Es glückte dir, mir zu entkommen. Dieses Mal aber sollst du mir nicht entfliehen. Das erste wird sein, daß ich dir die Augenlider abschneiden lasse, damit du die Segnungen des Schlafes entbehrst und unter der Folter der Ruhelosigkeit langsam dahinstirbst!«
»Du wirst eher sterben als ich, und Allah wird deine Seele unter diejenigen Martern stellen, welche du für mich bestimmt hast und doch nicht an mir auszuführen vermagst.«
Ich sagte das, weil eine innere Stimme mir versicherte, daß ich auch dieses Mal entkommen werde. Ich verzweifelte keineswegs, sondern vertraute auf Gott, auf mein so oft erprobtes Glück, auf meinen Scharfsinn und meine Körperkraft. Uebrigens wußte ich, daß er sich hüten werde, schon jetzt meinen Körper zu verletzen. Eine Erkrankung meinerseits hätte seinen Marsch aufgehalten, und es lag doch jedenfalls in seiner Absicht, mich für längere Martern aufzubewahren.

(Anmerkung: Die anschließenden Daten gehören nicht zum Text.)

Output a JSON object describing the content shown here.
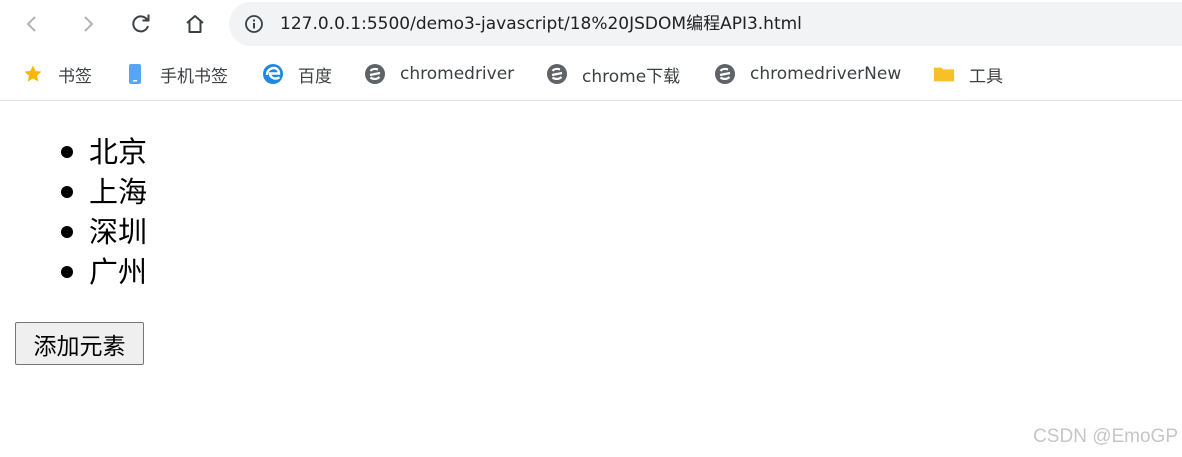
{
  "browser": {
    "url": "127.0.0.1:5500/demo3-javascript/18%20JSDOM编程API3.html",
    "nav_icons": [
      "back-icon",
      "forward-icon",
      "reload-icon",
      "home-icon"
    ]
  },
  "bookmarks": [
    {
      "label": "书签",
      "icon": "star-icon"
    },
    {
      "label": "手机书签",
      "icon": "phone-icon"
    },
    {
      "label": "百度",
      "icon": "edge-icon"
    },
    {
      "label": "chromedriver",
      "icon": "site-icon"
    },
    {
      "label": "chrome下载",
      "icon": "site-icon"
    },
    {
      "label": "chromedriverNew",
      "icon": "site-icon"
    },
    {
      "label": "工具",
      "icon": "folder-icon"
    }
  ],
  "page": {
    "cities": [
      "北京",
      "上海",
      "深圳",
      "广州"
    ],
    "add_button_label": "添加元素"
  },
  "watermark": "CSDN @EmoGP",
  "colors": {
    "star": "#f9b700",
    "folder": "#f6c026",
    "phone": "#5aa4f5",
    "site_icon": "#5f6368",
    "omnibox_bg": "#f1f3f4"
  }
}
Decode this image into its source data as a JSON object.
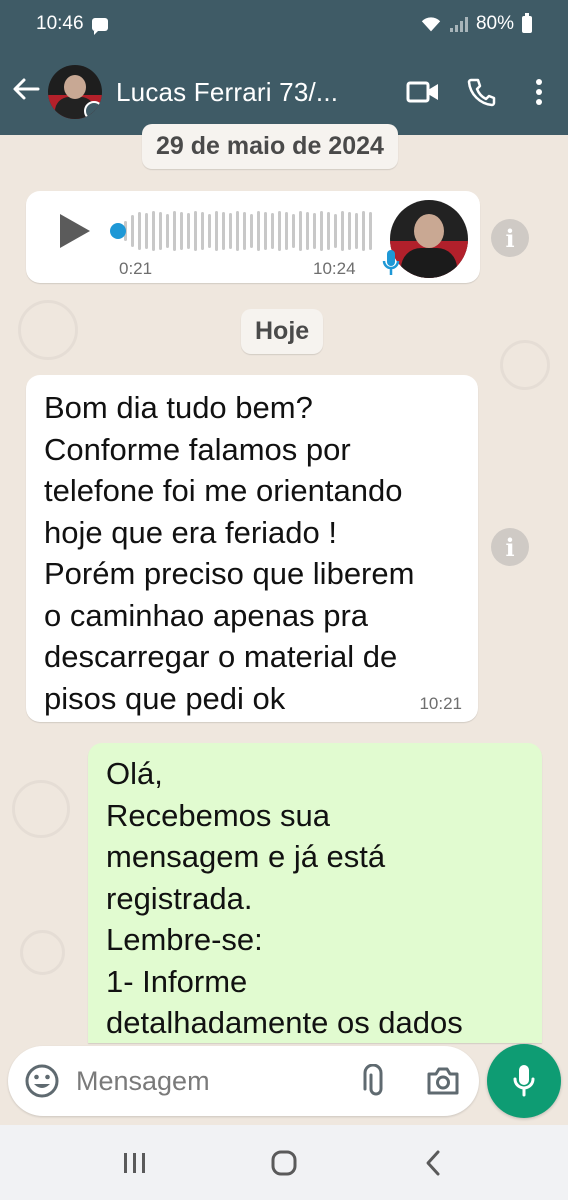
{
  "status_bar": {
    "time": "10:46",
    "battery": "80%"
  },
  "header": {
    "contact_name": "Lucas Ferrari 73/..."
  },
  "chat": {
    "date_chip": "29 de maio de 2024",
    "today_chip": "Hoje",
    "voice_message": {
      "duration": "0:21",
      "sent_time": "10:24"
    },
    "incoming_message": {
      "text": "Bom dia tudo bem?\nConforme falamos por\ntelefone foi me orientando\nhoje que era feriado !\nPorém preciso que liberem\no caminhao apenas pra\ndescarregar o material de\npisos que pedi ok",
      "time": "10:21"
    },
    "outgoing_message": {
      "text": "Olá,\nRecebemos sua\nmensagem e já está\nregistrada.\nLembre-se:\n1- Informe\ndetalhadamente os dados"
    }
  },
  "composer": {
    "placeholder": "Mensagem"
  },
  "colors": {
    "header": "#3f5b66",
    "accent": "#0e9c73",
    "outgoing_bubble": "#e1fbd0",
    "wallpaper": "#efe7de"
  }
}
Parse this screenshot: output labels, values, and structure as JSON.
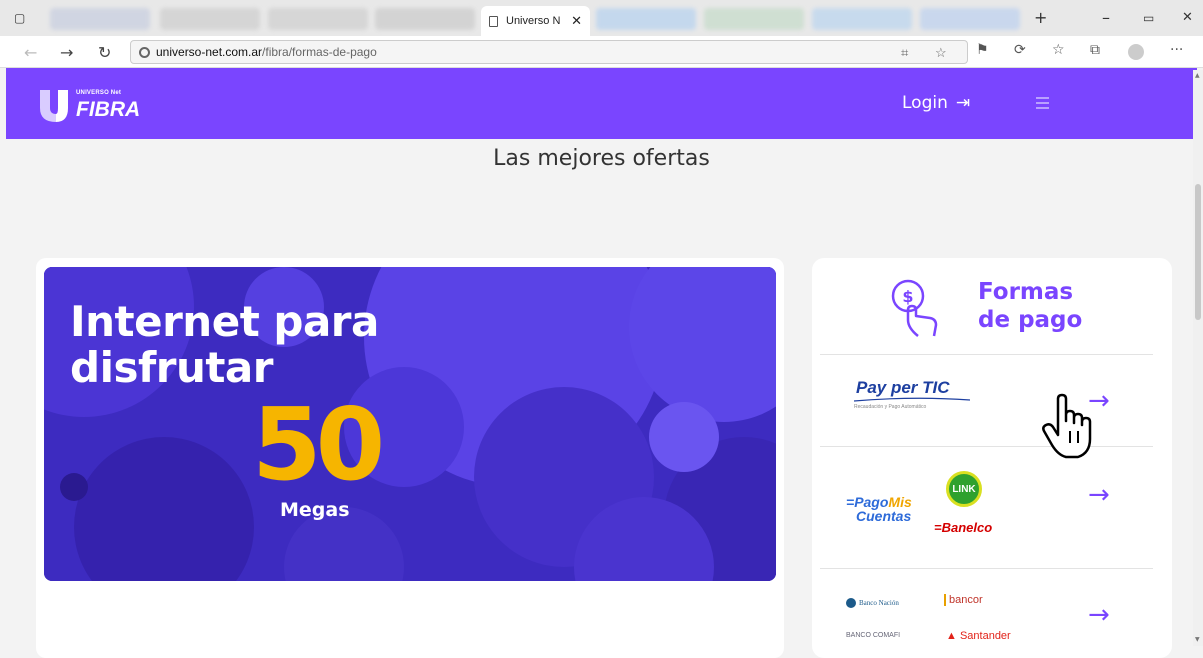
{
  "browser": {
    "active_tab_title": "Universo N",
    "address_host": "universo-net.com.ar",
    "address_path": "/fibra/formas-de-pago",
    "icons": [
      "sidebar-icon",
      "new-tab-icon",
      "minimize-icon",
      "maximize-icon",
      "close-icon",
      "back-icon",
      "forward-icon",
      "refresh-icon",
      "lock-icon",
      "read-aloud-icon",
      "favorite-icon",
      "collections-icon",
      "extensions-icon",
      "profile-icon",
      "more-icon"
    ]
  },
  "header": {
    "logo_small": "UNIVERSO Net",
    "logo_big": "FIBRA",
    "login_label": "Login",
    "brand_color": "#7a45ff"
  },
  "main": {
    "section_title": "Las mejores ofertas",
    "banner": {
      "line1": "Internet para",
      "line2": "disfrutar",
      "speed": "50",
      "unit": "Megas",
      "number_color": "#f6b500"
    },
    "payments": {
      "title_line1": "Formas",
      "title_line2": "de pago",
      "options": [
        {
          "name": "pay-per-tic",
          "label": "Pay per TIC",
          "sub": "Recaudación y Pago Automático"
        },
        {
          "name": "pagomiscuentas-link-banelco",
          "pmc_a": "Pago",
          "pmc_b": "Mis",
          "pmc_c": "Cuentas",
          "link": "LINK",
          "banelco": "Banelco"
        },
        {
          "name": "banks",
          "banco_nacion": "Banco Nación",
          "bancor": "bancor",
          "comafi": "BANCO COMAFI",
          "santander": "Santander"
        }
      ]
    }
  }
}
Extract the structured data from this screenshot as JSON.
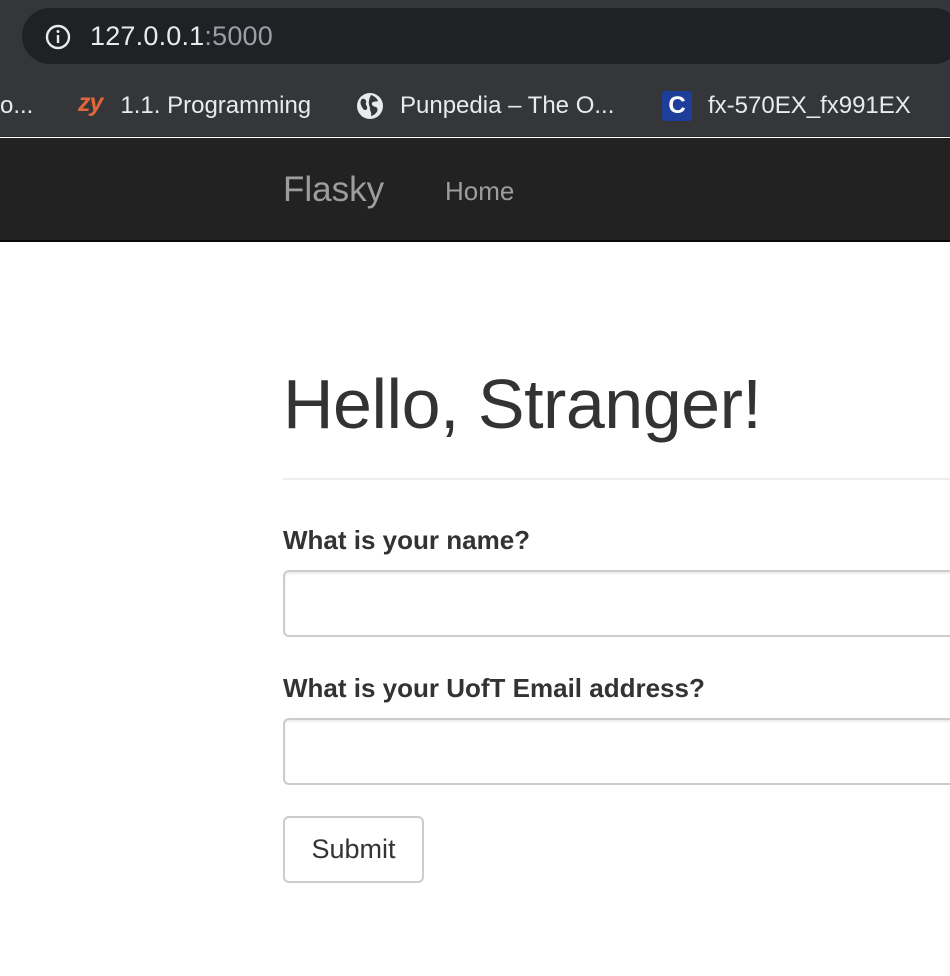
{
  "browser": {
    "url_host": "127.0.0.1",
    "url_port": ":5000",
    "info_icon": "info-icon"
  },
  "bookmarks": [
    {
      "label": "ro...",
      "icon": "none"
    },
    {
      "label": "1.1. Programming",
      "icon": "zybooks-icon",
      "icon_text": "zy"
    },
    {
      "label": "Punpedia – The O...",
      "icon": "globe-icon"
    },
    {
      "label": "fx-570EX_fx991EX",
      "icon": "casio-c-icon",
      "icon_text": "C"
    }
  ],
  "navbar": {
    "brand": "Flasky",
    "links": [
      "Home"
    ]
  },
  "page": {
    "title": "Hello, Stranger!"
  },
  "form": {
    "name_label": "What is your name?",
    "name_value": "",
    "email_label": "What is your UofT Email address?",
    "email_value": "",
    "submit_label": "Submit"
  },
  "colors": {
    "chrome_bg": "#35363a",
    "omnibox_bg": "#202124",
    "navbar_bg": "#222222",
    "navbar_text": "#9d9d9d",
    "text": "#333333",
    "zy_icon": "#e0663b",
    "casio_icon": "#1d3f9a"
  }
}
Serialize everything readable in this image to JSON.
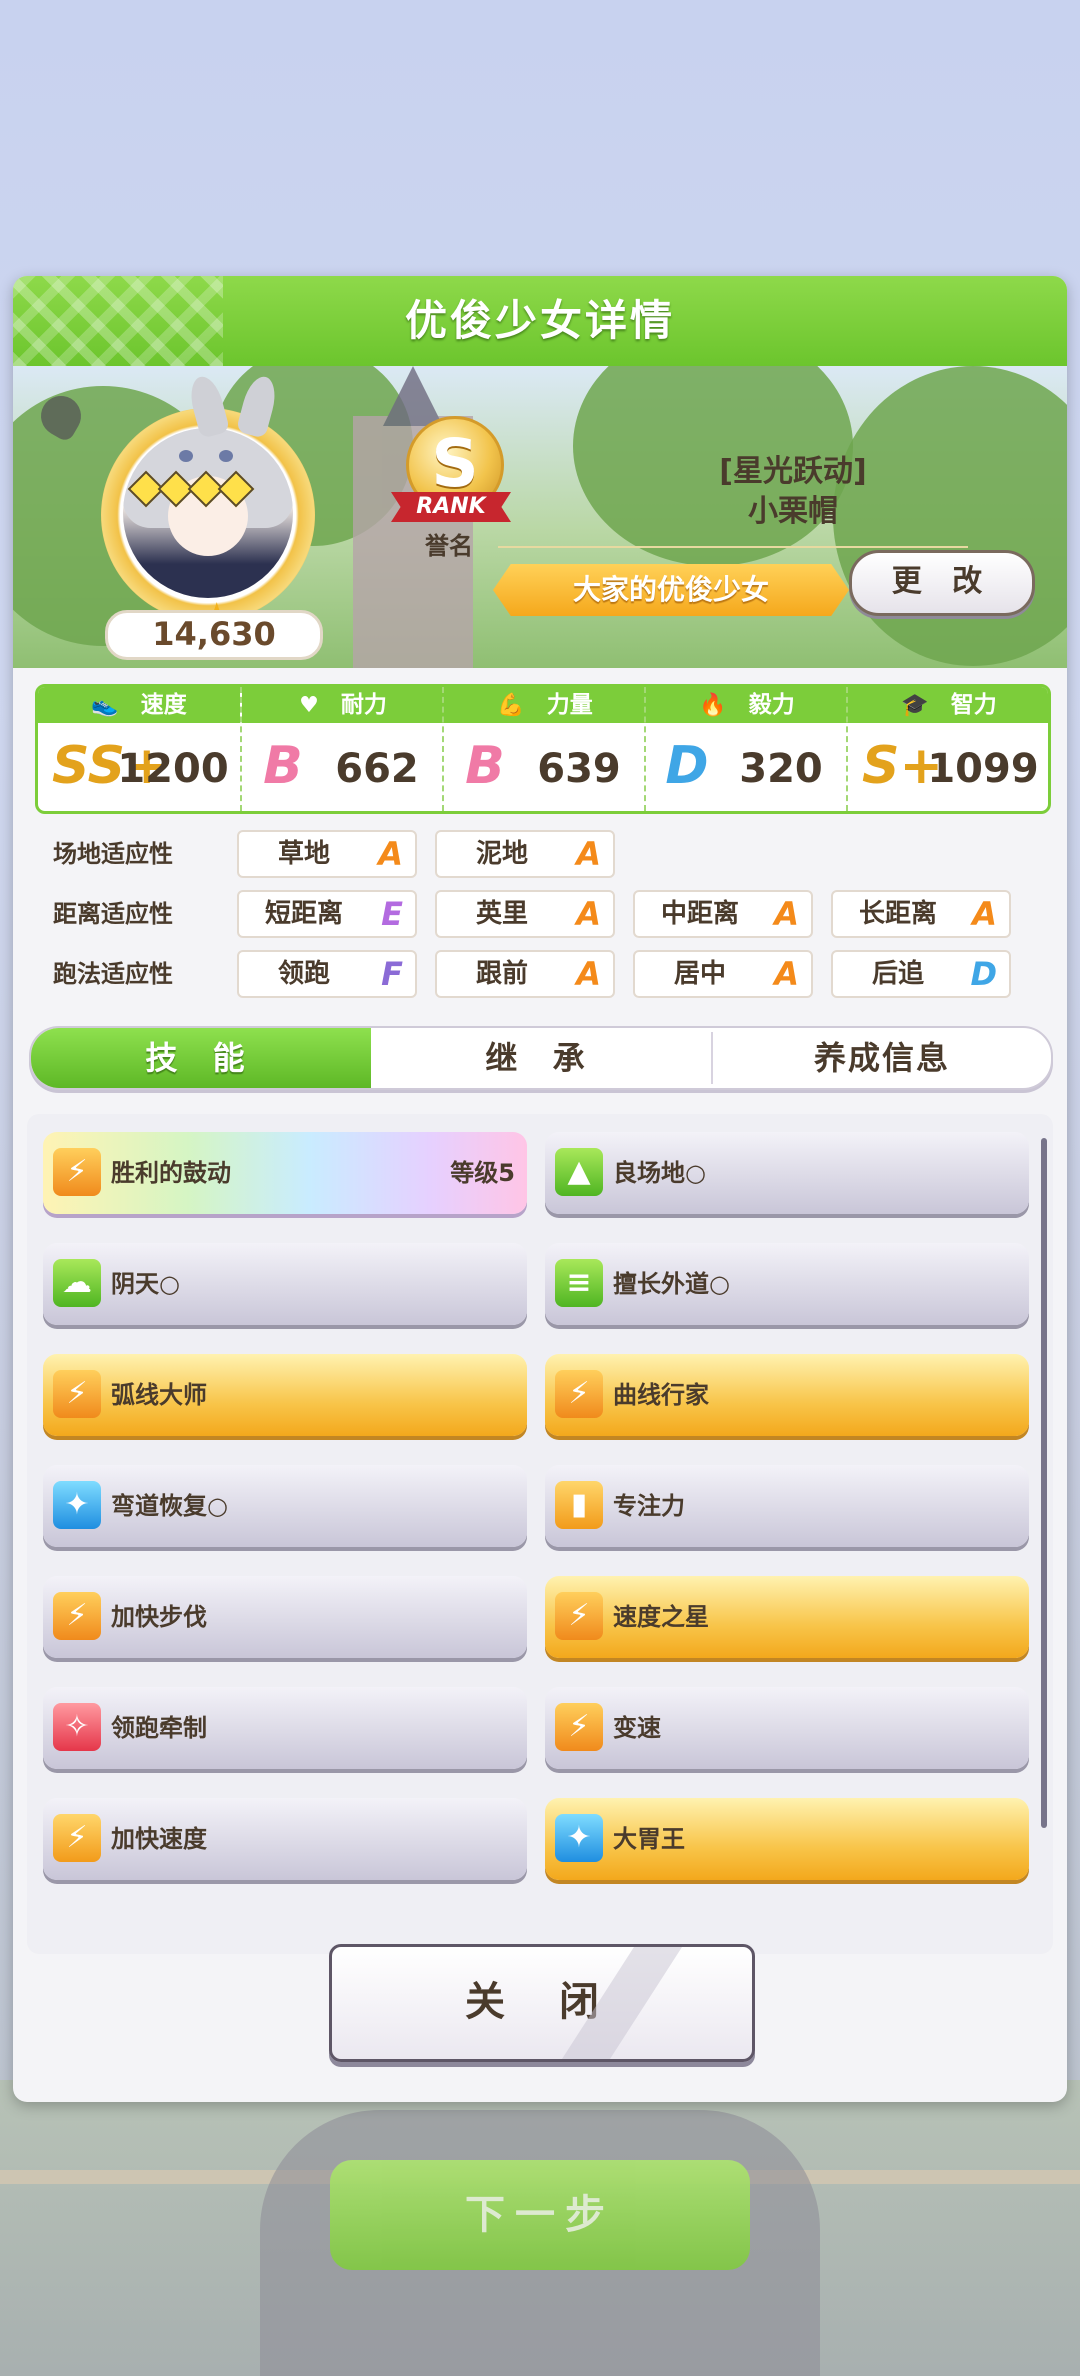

»Nicht auszuführen?« schrie er mich an. »Es bedarf nur eines Wortes von mir, so wird mein Befehl erfüllt; aber ich habe jetzt weder Zeit noch Lust dazu. Zu allererst werde ich dich mit dem Anblicke derer peinigen, welche du zu retten gekommen bist. Ihre Schmerzen werden auch dich elend machen. Du meinst, ich werde eher sterben als du? Hüte dich, zu glauben, daß man dich befreien werde! Ich weiß, auf wen du rechnest; aber deine Hoffnungen werden zu schanden gemacht.«
»Nichts, gar nichts weißt du!« behauptete ich, um ihn zu reizen, mir das, was er wußte, zu sagen.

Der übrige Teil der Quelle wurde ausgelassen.